Des milliers de partisans de Yingluck Shinawatra, dont le gouvernement a été renversé par un coup d'Etat en 2014, ont prévu de se rassembler devant le tribunal. Ils n'auront pas le droit d'"envahir les environs du tribunal", mais pourront se réunir non loin, a précisé Panurat Lakboon, qui dit attendre 3.000 manifestants.

Lors des audiences du procès-fleuve de Yingluck Shinawatra, des centaines de manifestants s'étaient rassemblés, lui offrant des fleurs ou chantant pour l'encourager.

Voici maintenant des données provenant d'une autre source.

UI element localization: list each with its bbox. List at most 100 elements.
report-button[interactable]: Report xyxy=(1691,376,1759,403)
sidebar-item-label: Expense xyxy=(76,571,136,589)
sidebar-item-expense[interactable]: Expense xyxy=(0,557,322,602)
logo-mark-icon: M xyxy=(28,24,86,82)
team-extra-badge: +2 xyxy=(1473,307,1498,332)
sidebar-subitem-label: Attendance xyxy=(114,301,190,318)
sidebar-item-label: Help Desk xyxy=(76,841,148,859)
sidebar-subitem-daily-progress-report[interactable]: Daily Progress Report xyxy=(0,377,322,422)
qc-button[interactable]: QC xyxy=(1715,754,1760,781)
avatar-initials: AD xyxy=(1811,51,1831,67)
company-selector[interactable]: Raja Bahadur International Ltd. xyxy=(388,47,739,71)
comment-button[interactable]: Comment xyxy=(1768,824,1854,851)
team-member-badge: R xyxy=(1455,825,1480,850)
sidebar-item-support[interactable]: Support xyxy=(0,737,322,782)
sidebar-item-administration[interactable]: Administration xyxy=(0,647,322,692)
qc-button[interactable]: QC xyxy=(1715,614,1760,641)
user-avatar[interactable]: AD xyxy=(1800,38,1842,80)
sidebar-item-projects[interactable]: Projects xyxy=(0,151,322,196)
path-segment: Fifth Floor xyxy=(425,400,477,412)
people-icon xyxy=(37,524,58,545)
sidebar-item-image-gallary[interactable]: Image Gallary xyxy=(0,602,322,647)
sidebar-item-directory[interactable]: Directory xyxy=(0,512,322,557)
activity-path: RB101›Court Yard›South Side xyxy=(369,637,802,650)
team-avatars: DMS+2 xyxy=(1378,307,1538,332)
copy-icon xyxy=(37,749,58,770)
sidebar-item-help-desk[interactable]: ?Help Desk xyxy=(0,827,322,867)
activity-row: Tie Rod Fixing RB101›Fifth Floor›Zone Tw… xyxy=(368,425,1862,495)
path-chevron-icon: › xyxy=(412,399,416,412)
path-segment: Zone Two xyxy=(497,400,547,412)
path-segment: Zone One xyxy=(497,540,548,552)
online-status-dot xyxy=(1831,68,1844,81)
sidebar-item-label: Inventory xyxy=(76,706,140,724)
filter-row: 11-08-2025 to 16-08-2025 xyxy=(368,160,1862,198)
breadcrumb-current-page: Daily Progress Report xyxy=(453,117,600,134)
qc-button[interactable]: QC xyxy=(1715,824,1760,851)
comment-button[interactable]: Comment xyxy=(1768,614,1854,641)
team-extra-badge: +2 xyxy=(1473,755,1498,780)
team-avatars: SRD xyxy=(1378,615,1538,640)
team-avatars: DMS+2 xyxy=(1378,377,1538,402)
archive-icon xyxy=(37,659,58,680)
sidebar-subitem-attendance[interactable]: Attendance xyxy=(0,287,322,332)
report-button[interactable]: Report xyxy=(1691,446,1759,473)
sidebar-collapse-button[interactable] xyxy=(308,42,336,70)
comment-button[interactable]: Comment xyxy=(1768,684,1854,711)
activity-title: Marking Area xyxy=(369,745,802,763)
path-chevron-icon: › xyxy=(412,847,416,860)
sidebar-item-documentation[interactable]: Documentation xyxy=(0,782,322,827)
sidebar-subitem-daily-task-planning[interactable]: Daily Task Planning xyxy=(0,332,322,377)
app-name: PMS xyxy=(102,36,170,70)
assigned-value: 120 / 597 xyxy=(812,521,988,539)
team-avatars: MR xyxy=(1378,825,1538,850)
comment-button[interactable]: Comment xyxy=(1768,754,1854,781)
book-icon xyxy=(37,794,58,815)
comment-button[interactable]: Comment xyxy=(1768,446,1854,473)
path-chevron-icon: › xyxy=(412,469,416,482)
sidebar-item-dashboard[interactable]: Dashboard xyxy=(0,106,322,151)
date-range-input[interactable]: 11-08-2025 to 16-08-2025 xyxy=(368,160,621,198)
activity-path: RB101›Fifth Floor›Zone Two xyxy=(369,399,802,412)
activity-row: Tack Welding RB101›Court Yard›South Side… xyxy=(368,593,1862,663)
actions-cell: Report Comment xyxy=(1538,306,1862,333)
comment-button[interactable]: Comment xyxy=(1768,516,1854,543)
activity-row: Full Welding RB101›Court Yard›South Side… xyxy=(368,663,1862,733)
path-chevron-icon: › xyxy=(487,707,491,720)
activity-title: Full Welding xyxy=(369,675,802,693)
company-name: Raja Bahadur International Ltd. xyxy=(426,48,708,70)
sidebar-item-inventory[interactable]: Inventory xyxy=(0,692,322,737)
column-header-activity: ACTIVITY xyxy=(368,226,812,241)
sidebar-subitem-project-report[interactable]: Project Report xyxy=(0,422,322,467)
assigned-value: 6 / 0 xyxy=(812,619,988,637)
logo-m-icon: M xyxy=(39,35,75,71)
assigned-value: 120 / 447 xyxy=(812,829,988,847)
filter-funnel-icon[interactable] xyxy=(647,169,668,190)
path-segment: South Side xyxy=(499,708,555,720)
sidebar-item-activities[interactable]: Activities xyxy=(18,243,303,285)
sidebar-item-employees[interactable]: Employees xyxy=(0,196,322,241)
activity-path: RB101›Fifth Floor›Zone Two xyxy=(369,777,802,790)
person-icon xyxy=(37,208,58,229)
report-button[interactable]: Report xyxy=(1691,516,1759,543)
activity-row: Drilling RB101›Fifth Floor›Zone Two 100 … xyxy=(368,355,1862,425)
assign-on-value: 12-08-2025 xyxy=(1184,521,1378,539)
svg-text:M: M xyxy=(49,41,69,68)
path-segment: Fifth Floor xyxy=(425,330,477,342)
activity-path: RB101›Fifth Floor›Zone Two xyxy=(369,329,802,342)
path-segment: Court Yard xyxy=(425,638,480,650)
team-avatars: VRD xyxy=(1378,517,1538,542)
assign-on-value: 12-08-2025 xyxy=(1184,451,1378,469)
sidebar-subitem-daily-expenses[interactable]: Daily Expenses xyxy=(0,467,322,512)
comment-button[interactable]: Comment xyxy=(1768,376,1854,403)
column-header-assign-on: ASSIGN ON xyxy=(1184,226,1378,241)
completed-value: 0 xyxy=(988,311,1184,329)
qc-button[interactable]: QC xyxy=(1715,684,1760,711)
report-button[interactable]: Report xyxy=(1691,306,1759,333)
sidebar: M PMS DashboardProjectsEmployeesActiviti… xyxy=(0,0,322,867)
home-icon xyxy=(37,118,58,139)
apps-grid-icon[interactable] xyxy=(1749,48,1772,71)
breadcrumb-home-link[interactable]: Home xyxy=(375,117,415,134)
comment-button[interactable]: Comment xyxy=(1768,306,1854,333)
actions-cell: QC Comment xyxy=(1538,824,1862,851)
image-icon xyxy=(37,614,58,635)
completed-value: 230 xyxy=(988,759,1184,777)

Et ce malgré l'interdiction, en vigueur depuis le coup d'Etat, d'organiser des manifestations politiques.

Une condamnation à une peine ferme (qui pourrait aller jusqu'à à dix ans de prison) risquerait de mettre le feu aux poudres, dans un climat de frustration politique grandissante, avec une junte militaire s'accrochant depuis plus de trois ans au pouvoir.

Lors de la dernière audience de ce procès de 18 mois, le 1er août, Yingluck Shinawatra s'est posée en "victime d'un jeu politique" mené par la junte.

Les généraux ultra-royalistes au pouvoir sont accusés de vouloir nettoyer la scène politique, notamment de l'influence de la famille Shinawatra, avant de se risquer à toute annonce d'élections.

L'ex-Première ministre est accusée de négligence dans la mise en place d'un programme de subvention du riz sous son mandat. Ce programme achetait le riz aux riziculteurs, vivier électoral des Shinawatra, à un prix supérieur à celui du marché. Mais Yingluck défend une aide nécessaire pour soutenir les riziculteurs pauvres, qui reçoivent historiquement peu d'aide du gouvernement.